Your a stupid, selfish, horrible bitch loopy, and you should do the world a favour.

My thoughts are not enttirely rational.  I want to die.  I just want to die. I need to just do it.

Loopy x

389. Back on a ward.

I met with the crisis team yesterday, and it all escalated very quickly.  I’ve been hospitalised, and I’m feeling rather pathetic. I’m worried about losing my job,losing control, losing my family, losing it all.

There’s not much to say really. this is my 3rd stint. The ward is small, mixed and I guess comfortable enough.

The staff seem very nice, but it will take me time to settle.  I don’t want to be here long. 

I can’t believe I’m back here again.

Loopy x

383. I must

I must appreciate my son more.
I must love him, cherish him and protect him.
I must stop dreading our time together.
I must try harder.

I must create a summer studentship project.
I must create new module content.
I must create a scholarly research project.
I must publish.
I must try harder.

I must stop buying pills.

I must stop abusing zopicline.

I must stop purging.
I must drink more water.
I must stop self harming.
I must try harder.

I must call my best friend more. 
I must arrange to see her.
I must make more of an effort with OH and our families
I must try harder.

I must stop procrastinating.
I must be more productive.
I must set goals and achieve them.
I must try harder.

I must appreciate my life more.
I must stop dwelling on the negatives.
I must stop being a pessimist.
I must stop hating myself.
I must try harder.

I must accept my crappy eyesight, and ignore the constant stares from strangers
I must accept my life.
I must stop feeling overwhelmed.
I must stop planning my suicide.
I must lose weight.

I must stop wanting to quit it all.
I must get my shit together!!!!!!!

I can’t………………..

Loopy x

365. Nothing to say.

I used to find blogging cathartic but at the moment I just can’t be bothered.
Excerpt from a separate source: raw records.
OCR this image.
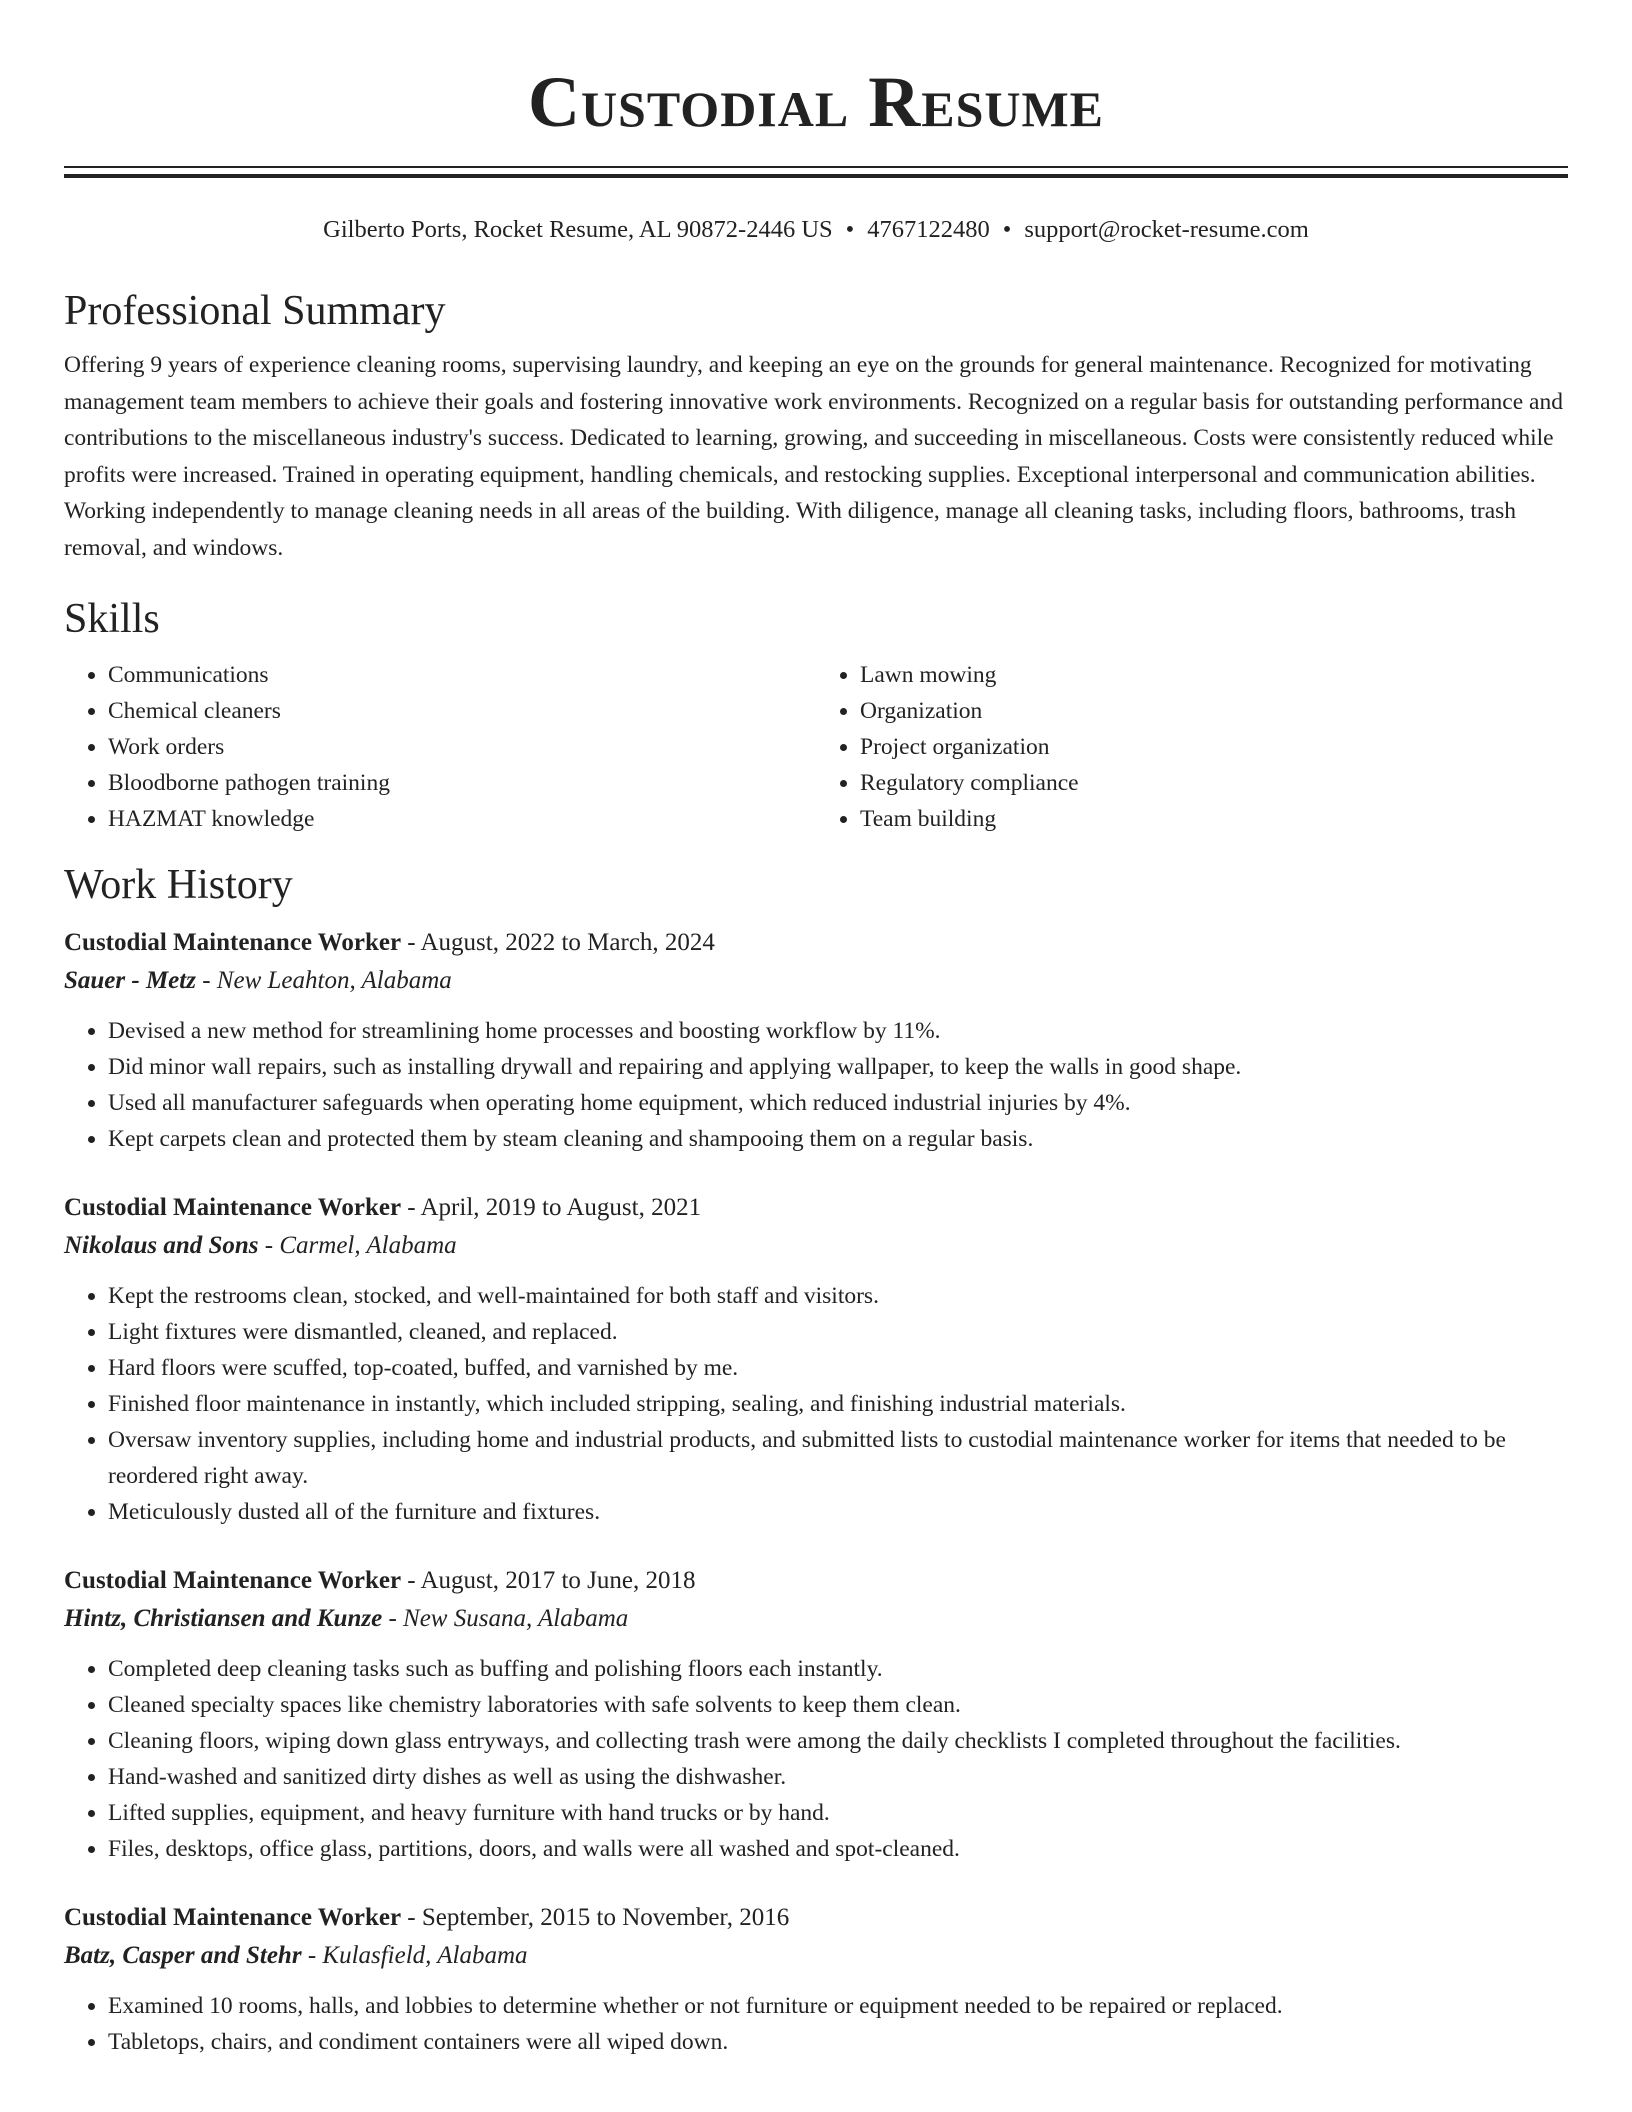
Custodial Resume
Gilberto Ports, Rocket Resume, AL 90872-2446 US • 4767122480 • support@rocket-resume.com
Professional Summary

Offering 9 years of experience cleaning rooms, supervising laundry, and keeping an eye on the grounds for general maintenance. Recognized for motivating management team members to achieve their goals and fostering innovative work environments. Recognized on a regular basis for outstanding performance and contributions to the miscellaneous industry's success. Dedicated to learning, growing, and succeeding in miscellaneous. Costs were consistently reduced while profits were increased. Trained in operating equipment, handling chemicals, and restocking supplies. Exceptional interpersonal and communication abilities. Working independently to manage cleaning needs in all areas of the building. With diligence, manage all cleaning tasks, including floors, bathrooms, trash removal, and windows.

Skills
• Communications
• Chemical cleaners
• Work orders
• Bloodborne pathogen training
• HAZMAT knowledge
• Lawn mowing
• Organization
• Project organization
• Regulatory compliance
• Team building
Work History
Custodial Maintenance Worker - August, 2022 to March, 2024
Sauer - Metz - New Leahton, Alabama
• Devised a new method for streamlining home processes and boosting workflow by 11%.
• Did minor wall repairs, such as installing drywall and repairing and applying wallpaper, to keep the walls in good shape.
• Used all manufacturer safeguards when operating home equipment, which reduced industrial injuries by 4%.
• Kept carpets clean and protected them by steam cleaning and shampooing them on a regular basis.
Custodial Maintenance Worker - April, 2019 to August, 2021
Nikolaus and Sons - Carmel, Alabama
• Kept the restrooms clean, stocked, and well-maintained for both staff and visitors.
• Light fixtures were dismantled, cleaned, and replaced.
• Hard floors were scuffed, top-coated, buffed, and varnished by me.
• Finished floor maintenance in instantly, which included stripping, sealing, and finishing industrial materials.
• Oversaw inventory supplies, including home and industrial products, and submitted lists to custodial maintenance worker for items that needed to be reordered right away.
• Meticulously dusted all of the furniture and fixtures.
Custodial Maintenance Worker - August, 2017 to June, 2018
Hintz, Christiansen and Kunze - New Susana, Alabama
• Completed deep cleaning tasks such as buffing and polishing floors each instantly.
• Cleaned specialty spaces like chemistry laboratories with safe solvents to keep them clean.
• Cleaning floors, wiping down glass entryways, and collecting trash were among the daily checklists I completed throughout the facilities.
• Hand-washed and sanitized dirty dishes as well as using the dishwasher.
• Lifted supplies, equipment, and heavy furniture with hand trucks or by hand.
• Files, desktops, office glass, partitions, doors, and walls were all washed and spot-cleaned.
Custodial Maintenance Worker - September, 2015 to November, 2016
Batz, Casper and Stehr - Kulasfield, Alabama
• Examined 10 rooms, halls, and lobbies to determine whether or not furniture or equipment needed to be repaired or replaced.
• Tabletops, chairs, and condiment containers were all wiped down.
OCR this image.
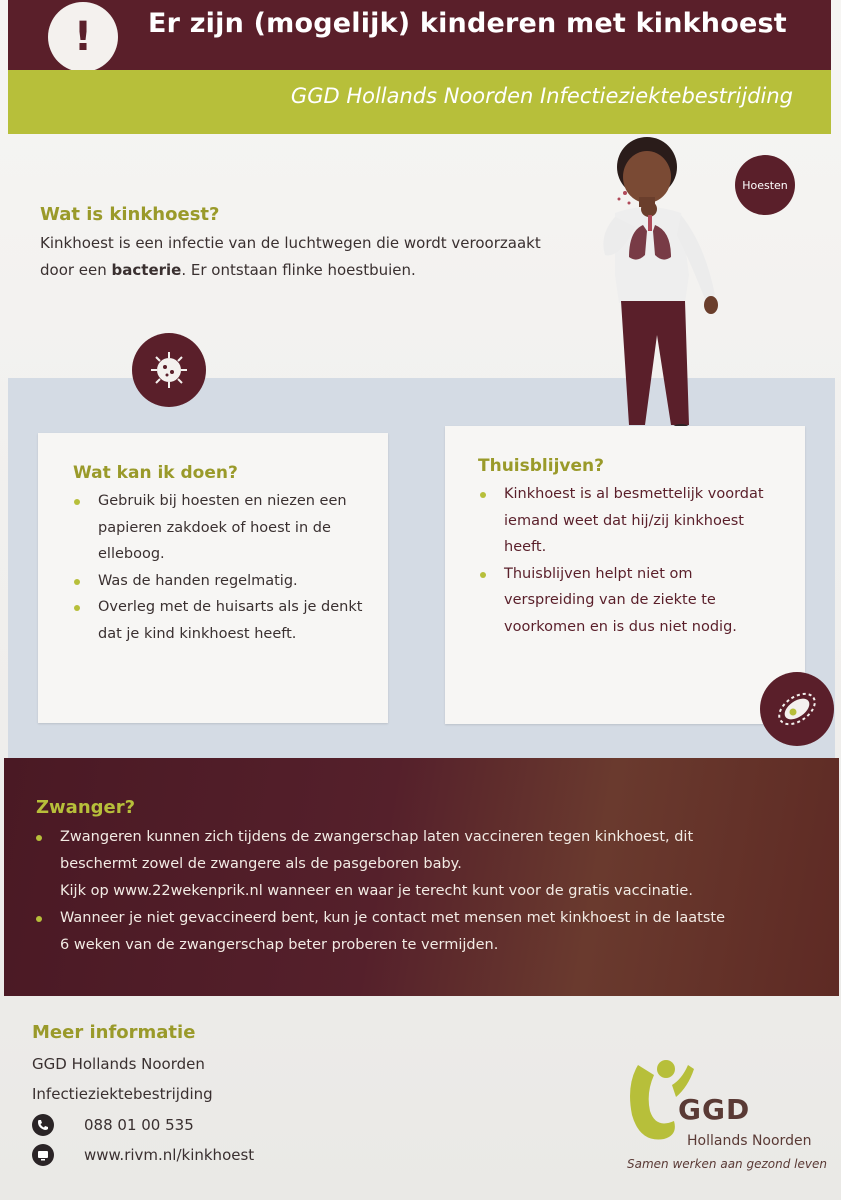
!	Er zijn (mogelijk) kinderen met kinkhoest
GGD Hollands Noorden Infectieziektebestrijding
Wat is kinkhoest?
Kinkhoest is een infectie van de luchtwegen die wordt veroorzaakt door een bacterie. Er ontstaan flinke hoestbuien.
Hoesten
Wat kan ik doen?
Gebruik bij hoesten en niezen een papieren zakdoek of hoest in de elleboog.
Was de handen regelmatig.
Overleg met de huisarts als je denkt dat je kind kinkhoest heeft.
Thuisblijven?
Kinkhoest is al besmettelijk voordat iemand weet dat hij/zij kinkhoest heeft.
Thuisblijven helpt niet om verspreiding van de ziekte te voorkomen en is dus niet nodig.
Zwanger?
Zwangeren kunnen zich tijdens de zwangerschap laten vaccineren tegen kinkhoest, dit
beschermt zowel de zwangere als de pasgeboren baby.
Kijk op www.22wekenprik.nl wanneer en waar je terecht kunt voor de gratis vaccinatie.
Wanneer je niet gevaccineerd bent, kun je contact met mensen met kinkhoest in de laatste
6 weken van de zwangerschap beter proberen te vermijden.
Meer informatie
GGD Hollands Noorden
Infectieziektebestrijding
088 01 00 535
www.rivm.nl/kinkhoest
GGD
Hollands Noorden
Samen werken aan gezond leven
It’s a familiar feeling. The stats indicate that no one is reading it anyway.

Posts would be treading over old ground. The cyclical feelings of worthlessness, ugliness and increasing hoplesness. What the hell is wrong with me?

On a side note, I’ve ordered pills. It sounded dodgy from the start. Indian voices on a crackled line have kinda prepped me for identity theft, a bank account clear out, and a package that will never arrive. If it does arrive, god knows what’s in them!! I don’t really remember placing the order, or consuming the choclate bar, whose wrapper I found on my bedside locker this morning. Life’s becoming a little hazy.

Loopy x

353. A little house.

We’ve been living with my in laws since July. They are lovely people, but, we and they need some space. Yesterday we viewed a little house I’d seen, and we both loved it We get the keys this week.

I’m delighted, but I’m also apprehensive. Living with family has kept me safe. There were times I wanted to binge on pills, tie ligatures,vomit or self harm badly, but having people here, has hindered my freedom.

I’m looking forward to having space, partly because I’m looking forward to being able to indulge in those behaviours. There will be no more rushed burns before bedtime, no more apprehension about being ill, or dopey in front of others, no more silent puking. No more restrictions!!

I know this sounds messed up. But it’s how I feel.